In January 2018, Balch hired Steve Feaga as their first-ever Chief Compliance Officer and we applauded Balch’s decision at the time calling him a pillar of integrity.
Two-years later Feaga was out. Not a word was ever heard from him in those two years. Was the hiring of Feaga all window dressing?
Russell, who like Feaga, is an outstanding selection. We applaud the move.
With alleged tokenism appearing to masquerade as diversity at Balch, Balch’s hypocritical managing partner Stan Blanton had the foolish audacity to call “diversity and inclusion” a core value of the embattled firm long accused of racism and tokenism.
After ex-partner Joel I. Gilbert was convicted of six-federal crimes in the summer of 2018 in a bribery scheme that included the repugnant targeted of poor African-American children in North Birmingham, Blanton and Balch tried to deflect blame instead of apologizing.
Balch and Bingham appears to believe that their egregious conduct in the alleged all-white land grab in Vincent, Alabama, their work allegedly “dividing and diluting” the African-American vote, and their refusal to apologize to the African-American community in North Birmingham will be simply be forgotten by hiring a new chief.

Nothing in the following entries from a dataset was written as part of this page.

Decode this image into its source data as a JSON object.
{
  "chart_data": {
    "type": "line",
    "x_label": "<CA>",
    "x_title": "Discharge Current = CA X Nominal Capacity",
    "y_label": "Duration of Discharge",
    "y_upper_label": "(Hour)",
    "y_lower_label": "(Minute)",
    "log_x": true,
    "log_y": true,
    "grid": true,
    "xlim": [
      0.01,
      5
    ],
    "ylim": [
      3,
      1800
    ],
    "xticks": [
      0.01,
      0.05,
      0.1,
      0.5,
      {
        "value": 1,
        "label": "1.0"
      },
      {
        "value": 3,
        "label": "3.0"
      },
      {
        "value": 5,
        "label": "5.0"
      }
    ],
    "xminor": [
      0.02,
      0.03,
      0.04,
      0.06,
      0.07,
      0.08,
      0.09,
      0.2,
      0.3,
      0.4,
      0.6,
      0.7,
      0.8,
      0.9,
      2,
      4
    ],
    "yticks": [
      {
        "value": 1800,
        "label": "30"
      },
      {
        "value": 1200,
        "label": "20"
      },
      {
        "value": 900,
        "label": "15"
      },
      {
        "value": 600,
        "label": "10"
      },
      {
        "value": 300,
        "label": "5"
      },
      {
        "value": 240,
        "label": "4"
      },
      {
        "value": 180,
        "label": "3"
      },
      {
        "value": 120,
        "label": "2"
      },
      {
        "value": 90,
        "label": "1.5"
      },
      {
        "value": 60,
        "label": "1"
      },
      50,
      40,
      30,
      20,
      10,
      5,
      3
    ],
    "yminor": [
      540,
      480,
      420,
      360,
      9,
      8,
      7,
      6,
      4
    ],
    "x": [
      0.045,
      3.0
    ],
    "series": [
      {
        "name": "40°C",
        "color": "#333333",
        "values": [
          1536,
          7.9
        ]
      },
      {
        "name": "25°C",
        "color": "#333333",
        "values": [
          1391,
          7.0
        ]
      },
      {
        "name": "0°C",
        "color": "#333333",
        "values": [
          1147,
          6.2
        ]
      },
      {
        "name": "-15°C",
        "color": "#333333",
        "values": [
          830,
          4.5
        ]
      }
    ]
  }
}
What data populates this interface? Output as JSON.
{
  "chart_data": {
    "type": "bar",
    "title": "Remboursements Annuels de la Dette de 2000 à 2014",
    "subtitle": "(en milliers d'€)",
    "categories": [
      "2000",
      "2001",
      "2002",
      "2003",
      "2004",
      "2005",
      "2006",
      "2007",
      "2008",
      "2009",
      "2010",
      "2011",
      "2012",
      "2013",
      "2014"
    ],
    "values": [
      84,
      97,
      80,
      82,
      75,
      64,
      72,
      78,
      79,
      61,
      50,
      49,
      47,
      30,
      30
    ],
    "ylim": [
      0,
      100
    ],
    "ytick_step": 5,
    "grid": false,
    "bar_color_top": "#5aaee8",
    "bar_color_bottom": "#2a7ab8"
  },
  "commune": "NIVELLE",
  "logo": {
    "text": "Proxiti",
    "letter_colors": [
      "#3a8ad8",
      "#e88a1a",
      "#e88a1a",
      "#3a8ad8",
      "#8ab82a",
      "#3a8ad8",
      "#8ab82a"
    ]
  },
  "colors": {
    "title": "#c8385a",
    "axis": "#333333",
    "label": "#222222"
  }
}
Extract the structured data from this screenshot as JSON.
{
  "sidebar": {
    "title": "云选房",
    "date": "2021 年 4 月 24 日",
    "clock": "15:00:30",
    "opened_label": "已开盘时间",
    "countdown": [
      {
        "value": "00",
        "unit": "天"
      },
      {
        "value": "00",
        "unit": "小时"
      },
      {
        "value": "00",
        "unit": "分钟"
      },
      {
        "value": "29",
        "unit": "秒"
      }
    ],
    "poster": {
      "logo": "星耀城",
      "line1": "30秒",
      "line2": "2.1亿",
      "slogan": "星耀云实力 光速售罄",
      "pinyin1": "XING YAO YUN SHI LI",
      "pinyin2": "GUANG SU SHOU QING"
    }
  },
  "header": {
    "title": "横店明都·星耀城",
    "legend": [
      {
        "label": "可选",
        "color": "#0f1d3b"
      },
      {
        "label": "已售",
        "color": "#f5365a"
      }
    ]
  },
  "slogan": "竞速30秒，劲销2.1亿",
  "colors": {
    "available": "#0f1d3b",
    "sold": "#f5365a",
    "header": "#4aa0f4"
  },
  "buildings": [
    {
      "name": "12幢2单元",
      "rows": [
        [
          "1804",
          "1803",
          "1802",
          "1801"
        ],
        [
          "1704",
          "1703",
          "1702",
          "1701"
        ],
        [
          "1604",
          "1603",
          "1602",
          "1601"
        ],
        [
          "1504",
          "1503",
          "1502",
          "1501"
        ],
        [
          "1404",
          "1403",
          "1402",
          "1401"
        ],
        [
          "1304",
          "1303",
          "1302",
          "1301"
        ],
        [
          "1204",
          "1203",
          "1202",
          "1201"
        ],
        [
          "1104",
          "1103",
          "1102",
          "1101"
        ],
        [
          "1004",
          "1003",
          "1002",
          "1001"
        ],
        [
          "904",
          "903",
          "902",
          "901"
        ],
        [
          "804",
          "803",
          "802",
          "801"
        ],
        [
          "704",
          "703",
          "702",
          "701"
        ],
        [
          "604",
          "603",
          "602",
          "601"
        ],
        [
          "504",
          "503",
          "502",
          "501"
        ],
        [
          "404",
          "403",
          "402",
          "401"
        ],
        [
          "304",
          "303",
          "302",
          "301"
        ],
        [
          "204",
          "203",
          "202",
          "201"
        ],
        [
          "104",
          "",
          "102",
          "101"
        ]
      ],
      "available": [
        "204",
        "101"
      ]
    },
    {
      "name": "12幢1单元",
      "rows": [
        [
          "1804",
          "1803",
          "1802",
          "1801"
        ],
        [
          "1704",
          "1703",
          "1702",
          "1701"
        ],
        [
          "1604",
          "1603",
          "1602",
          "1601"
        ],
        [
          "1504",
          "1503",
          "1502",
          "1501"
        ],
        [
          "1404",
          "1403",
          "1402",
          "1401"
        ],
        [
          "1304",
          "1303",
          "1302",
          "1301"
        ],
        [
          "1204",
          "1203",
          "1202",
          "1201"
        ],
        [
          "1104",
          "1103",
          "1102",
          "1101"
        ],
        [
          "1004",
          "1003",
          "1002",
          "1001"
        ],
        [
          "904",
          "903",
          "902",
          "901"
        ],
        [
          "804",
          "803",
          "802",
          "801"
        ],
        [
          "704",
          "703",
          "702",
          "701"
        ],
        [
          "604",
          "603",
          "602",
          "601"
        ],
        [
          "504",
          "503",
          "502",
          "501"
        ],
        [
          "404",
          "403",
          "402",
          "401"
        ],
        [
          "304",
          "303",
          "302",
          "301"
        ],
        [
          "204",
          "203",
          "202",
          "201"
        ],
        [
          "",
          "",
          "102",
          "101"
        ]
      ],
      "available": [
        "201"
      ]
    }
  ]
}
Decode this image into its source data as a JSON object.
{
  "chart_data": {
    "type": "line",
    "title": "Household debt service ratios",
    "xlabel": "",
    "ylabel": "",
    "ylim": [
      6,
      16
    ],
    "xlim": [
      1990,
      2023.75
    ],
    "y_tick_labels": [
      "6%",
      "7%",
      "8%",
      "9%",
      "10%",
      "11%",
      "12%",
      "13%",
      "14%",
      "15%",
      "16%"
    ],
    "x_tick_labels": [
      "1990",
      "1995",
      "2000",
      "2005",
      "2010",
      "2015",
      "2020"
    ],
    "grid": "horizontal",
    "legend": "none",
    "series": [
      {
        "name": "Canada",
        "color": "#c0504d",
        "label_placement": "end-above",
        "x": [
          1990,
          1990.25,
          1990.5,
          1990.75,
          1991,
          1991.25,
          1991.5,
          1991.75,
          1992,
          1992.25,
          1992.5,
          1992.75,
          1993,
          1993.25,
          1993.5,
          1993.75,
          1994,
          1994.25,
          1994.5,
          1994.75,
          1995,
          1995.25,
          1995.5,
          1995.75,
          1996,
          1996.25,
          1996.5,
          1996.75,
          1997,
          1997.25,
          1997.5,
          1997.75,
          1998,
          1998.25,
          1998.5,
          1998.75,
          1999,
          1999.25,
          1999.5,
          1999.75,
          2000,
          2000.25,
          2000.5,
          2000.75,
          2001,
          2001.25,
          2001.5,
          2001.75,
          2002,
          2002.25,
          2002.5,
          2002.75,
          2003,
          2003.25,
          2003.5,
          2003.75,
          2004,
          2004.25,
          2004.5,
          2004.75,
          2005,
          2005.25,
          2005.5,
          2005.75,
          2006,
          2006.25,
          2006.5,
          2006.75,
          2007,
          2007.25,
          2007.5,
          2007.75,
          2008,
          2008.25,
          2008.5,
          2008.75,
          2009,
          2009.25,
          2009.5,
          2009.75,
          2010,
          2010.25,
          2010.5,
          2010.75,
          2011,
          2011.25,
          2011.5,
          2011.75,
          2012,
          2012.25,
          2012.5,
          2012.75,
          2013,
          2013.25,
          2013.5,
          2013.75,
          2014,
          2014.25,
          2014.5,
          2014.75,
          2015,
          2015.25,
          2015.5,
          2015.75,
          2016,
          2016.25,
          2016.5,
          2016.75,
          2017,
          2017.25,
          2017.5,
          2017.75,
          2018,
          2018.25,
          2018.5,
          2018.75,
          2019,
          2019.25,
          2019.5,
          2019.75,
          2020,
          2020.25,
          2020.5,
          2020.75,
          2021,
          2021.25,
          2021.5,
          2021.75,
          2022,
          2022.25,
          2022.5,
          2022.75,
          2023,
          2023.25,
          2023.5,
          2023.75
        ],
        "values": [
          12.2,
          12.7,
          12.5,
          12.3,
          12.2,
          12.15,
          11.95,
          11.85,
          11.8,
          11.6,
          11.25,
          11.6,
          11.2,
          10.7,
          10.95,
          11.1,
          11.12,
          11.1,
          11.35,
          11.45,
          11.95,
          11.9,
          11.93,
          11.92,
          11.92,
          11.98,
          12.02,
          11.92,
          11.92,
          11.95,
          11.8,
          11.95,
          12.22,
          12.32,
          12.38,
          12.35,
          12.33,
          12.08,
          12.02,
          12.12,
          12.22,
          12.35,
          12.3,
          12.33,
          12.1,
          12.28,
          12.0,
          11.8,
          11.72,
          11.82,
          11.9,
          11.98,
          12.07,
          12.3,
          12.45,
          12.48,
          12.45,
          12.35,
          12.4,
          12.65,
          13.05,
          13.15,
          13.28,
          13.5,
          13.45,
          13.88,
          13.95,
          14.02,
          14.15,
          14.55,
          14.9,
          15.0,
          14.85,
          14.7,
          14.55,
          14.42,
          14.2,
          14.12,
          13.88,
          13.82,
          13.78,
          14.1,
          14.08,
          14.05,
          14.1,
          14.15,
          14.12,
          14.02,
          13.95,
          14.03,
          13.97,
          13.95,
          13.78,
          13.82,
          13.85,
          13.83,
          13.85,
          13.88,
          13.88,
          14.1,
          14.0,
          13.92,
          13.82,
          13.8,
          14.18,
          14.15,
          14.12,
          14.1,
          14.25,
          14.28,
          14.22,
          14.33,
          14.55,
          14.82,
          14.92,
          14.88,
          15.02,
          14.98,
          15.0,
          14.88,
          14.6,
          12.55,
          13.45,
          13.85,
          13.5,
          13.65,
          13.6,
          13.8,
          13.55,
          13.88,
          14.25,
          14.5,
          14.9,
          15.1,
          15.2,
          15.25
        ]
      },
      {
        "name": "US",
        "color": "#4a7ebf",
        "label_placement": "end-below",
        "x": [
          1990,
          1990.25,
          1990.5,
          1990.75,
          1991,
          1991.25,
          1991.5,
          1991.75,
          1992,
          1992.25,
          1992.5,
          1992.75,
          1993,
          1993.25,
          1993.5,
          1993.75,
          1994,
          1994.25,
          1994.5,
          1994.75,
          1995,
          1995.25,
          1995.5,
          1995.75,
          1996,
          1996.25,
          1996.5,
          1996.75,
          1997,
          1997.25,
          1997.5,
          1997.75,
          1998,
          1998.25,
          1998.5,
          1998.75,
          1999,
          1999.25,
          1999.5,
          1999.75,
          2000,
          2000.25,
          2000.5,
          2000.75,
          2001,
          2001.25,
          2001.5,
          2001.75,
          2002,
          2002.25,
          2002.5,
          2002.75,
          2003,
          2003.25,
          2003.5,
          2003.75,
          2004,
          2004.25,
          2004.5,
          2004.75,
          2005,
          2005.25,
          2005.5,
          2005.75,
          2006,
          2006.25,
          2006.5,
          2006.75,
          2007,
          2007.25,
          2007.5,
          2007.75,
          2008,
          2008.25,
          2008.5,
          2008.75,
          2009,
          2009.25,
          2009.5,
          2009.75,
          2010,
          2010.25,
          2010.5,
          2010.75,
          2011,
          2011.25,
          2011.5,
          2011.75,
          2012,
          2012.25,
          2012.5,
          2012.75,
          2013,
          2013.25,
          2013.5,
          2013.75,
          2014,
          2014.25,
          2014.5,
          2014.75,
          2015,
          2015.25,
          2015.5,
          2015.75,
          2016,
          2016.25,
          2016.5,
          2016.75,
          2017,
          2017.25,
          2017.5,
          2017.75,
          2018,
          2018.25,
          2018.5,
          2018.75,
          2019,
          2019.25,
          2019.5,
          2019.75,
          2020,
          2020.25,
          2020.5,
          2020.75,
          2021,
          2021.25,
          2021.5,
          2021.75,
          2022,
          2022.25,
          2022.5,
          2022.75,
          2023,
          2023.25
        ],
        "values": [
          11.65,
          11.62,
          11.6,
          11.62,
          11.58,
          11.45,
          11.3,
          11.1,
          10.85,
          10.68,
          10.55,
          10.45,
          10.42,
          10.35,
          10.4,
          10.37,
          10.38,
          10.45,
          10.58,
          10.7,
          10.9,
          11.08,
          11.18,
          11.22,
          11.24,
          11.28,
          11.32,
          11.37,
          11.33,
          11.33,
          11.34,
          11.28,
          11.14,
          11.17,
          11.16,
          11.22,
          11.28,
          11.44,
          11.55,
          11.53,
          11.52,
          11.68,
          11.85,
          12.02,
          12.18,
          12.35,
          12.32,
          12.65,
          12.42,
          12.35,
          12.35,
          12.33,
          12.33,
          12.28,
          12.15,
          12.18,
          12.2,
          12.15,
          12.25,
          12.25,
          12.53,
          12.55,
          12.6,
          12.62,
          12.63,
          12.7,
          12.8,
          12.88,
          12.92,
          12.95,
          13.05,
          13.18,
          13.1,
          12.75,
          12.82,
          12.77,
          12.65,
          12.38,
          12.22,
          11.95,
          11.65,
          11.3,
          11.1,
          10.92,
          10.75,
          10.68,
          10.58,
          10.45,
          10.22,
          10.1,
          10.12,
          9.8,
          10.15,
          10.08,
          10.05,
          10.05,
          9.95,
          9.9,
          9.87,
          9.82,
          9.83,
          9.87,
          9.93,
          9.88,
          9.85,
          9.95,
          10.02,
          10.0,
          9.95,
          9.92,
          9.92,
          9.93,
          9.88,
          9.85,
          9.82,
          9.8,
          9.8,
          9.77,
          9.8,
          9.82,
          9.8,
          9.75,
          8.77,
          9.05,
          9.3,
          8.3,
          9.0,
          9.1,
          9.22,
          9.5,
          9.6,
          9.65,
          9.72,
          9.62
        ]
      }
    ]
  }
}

An alleged elderly exploitation scandal involving Balch broke five months after Steve Feaga’s departure. Unsavory conduct appears to not have ended, regardless of a chief compliance officer or not.
Besides hiring more attorneys of color, will Balch finally treat the African-American community with dignity and respect?
Will Brandi Russell go visit Harriman Park and apologize to the community on behalf of Balch? Will she visit Vincent, Alabama and promise to protect historic slave graves? Will she stand firm against any attempts to dilute the African-American vote by Balch’s political allies?
Or will she be silent, hidden like Feaga, only to quietly leave in 2023?